Martin explained the benefits of his ungrading system for student mental health, especially during the pandemic, and how it can be a form of encouragement to let go of digital stressors and truly connect with the material. .
“We have such a fixation on numerical grades in the education system,” Martin said. “To really show that learning can be a fun process and not just a hit or miss with an exam, it breathes new life into the learning experience and students are invigorated by the process. My saying is: “We have to feel comfortable with being uncomfortable, and new things are really beneficial for us.” I hope students in my class will use this for their future careers, but that they will also realize that the education system and learning can be fun.
Amya Montgomery, a psychology and criminology major, said the ungrading system has so far taken the stress out of a grade.
“Since it’s quite early in class, the main thing I’ve noticed is that I’m not stressed out about the class,” Montgomery said. “We’ve had a few assignments so far, but I’m not sitting here trying to perfect it. I’m doing it for me [personal] experience and my own learning experience, as if it were for me and not for a note. So it just helps take a lot of the stress off my shoulders.
She also thinks that this system could be useful in other classes, especially those that particularly interest the students.
“I feel like when people go into college it’s very different from high school, but overall you learn a lot, especially in the categories you’re interested in,” Montgomery said. “A grading system discourages people a bit when they fail or don’t get the grades they want.
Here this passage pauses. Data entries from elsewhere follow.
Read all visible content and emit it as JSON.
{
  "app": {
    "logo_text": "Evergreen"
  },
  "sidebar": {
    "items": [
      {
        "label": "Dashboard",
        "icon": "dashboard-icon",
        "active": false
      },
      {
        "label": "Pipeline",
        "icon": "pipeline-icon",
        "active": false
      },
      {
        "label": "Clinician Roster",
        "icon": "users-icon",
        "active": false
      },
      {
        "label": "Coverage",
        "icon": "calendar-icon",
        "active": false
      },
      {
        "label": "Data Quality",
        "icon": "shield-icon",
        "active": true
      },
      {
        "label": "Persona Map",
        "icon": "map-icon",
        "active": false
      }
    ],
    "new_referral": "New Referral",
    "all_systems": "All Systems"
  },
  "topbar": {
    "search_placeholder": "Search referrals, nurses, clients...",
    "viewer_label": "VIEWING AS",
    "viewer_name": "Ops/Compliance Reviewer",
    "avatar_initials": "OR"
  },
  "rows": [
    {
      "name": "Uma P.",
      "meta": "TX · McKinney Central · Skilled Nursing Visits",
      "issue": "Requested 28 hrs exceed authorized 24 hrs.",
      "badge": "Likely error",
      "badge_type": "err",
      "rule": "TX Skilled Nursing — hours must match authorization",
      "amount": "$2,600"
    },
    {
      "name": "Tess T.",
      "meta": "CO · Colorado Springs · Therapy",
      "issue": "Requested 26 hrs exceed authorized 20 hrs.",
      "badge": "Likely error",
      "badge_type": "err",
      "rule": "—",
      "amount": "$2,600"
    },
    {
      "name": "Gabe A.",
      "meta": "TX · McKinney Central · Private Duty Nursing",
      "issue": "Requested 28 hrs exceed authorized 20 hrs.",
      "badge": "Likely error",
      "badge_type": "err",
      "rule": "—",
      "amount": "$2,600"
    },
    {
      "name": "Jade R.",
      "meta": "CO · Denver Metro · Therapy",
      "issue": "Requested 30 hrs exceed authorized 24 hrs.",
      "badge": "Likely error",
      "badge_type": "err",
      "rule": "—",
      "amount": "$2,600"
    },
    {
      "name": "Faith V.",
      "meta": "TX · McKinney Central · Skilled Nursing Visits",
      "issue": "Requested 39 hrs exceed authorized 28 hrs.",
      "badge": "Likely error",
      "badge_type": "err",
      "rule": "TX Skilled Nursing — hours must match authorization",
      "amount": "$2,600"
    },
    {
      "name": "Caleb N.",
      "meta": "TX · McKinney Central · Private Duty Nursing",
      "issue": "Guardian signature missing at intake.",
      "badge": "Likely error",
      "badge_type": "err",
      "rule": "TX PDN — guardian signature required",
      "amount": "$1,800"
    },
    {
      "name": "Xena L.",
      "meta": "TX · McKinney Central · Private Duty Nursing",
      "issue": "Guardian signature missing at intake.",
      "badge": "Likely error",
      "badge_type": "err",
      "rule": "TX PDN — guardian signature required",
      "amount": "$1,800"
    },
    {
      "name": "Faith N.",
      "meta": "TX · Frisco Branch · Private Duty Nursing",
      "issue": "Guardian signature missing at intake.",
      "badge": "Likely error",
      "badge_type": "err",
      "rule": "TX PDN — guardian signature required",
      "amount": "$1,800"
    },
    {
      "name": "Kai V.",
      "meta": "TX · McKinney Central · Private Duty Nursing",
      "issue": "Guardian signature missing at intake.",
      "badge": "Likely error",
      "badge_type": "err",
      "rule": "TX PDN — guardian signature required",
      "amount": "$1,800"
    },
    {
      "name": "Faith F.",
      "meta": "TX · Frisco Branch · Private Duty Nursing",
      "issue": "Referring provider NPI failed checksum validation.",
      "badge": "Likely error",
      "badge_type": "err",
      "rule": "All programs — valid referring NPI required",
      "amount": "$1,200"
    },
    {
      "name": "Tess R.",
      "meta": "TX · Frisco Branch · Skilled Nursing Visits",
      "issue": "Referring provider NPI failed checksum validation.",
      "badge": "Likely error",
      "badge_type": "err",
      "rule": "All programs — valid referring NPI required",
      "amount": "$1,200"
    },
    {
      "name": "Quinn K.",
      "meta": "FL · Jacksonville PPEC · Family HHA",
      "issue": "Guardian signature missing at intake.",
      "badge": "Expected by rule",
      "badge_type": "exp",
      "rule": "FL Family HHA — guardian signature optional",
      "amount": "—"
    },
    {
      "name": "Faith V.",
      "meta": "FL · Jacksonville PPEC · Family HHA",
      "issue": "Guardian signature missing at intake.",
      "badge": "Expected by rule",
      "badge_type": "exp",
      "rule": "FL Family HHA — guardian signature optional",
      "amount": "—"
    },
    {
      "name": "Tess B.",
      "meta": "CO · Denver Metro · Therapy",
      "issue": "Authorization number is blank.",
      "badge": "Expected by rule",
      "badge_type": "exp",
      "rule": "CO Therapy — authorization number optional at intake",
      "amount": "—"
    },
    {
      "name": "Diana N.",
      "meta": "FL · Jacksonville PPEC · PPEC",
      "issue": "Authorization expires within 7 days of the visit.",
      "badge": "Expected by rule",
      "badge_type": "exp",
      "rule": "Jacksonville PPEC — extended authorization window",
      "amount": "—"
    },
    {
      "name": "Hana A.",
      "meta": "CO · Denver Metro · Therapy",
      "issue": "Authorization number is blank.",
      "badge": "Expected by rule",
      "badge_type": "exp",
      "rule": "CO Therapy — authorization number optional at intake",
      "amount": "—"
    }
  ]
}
They feel like what they are studying is not meant for them, rather than learning what they wanted to learn. So I feel like it would help a lot of people actually explore what they want rather than just trying to get good grades.
Trevor Lile, a criminology and psychology student, agreed that CRIM 432’s ungraded system created a much less stressful learning environment.
“So far it has honestly made this class less stressful than other classes,” Lile said. “Every class you face has a certain amount of stress and expectation, but with this class, which is not graded, it kind of takes that stress away and lets you focus more on the class itself. So you don’t really care if you’re going to get an A, it’s more like ‘Oh, what am I going to learn today?’
He explained the benefits he sees from this rating system, but feels that for some classes it may not be suitable. Both Lile and Montgomery said that learning should be the clear goal of courses taken for a major or future career path.
“I don’t think all classes should be ungraded because there needs to be a set standard,” Lile said. “But I think some classes are more geared towards the learning experience rather than the grade itself, so that can benefit. General education courses, such as math or English, should be grade-based. But when you go into the specifics of your major or go deeper into the studies of anything you learn, these should alternate between ungraded and graded, depending on the specificity of the course.
Downgrading is a system that does not only benefit students during the course. It recognizes that student success doesn’t have to be digital, creates a comfortable and inquisitive educational environment, and pushes the application of the material to a real environment.
“Ultimately it’s about learning the material, understanding what it means, and then applying it to your career later in life,” Lile said.
Journalist Alexandria Anderson can be reached at [email protected].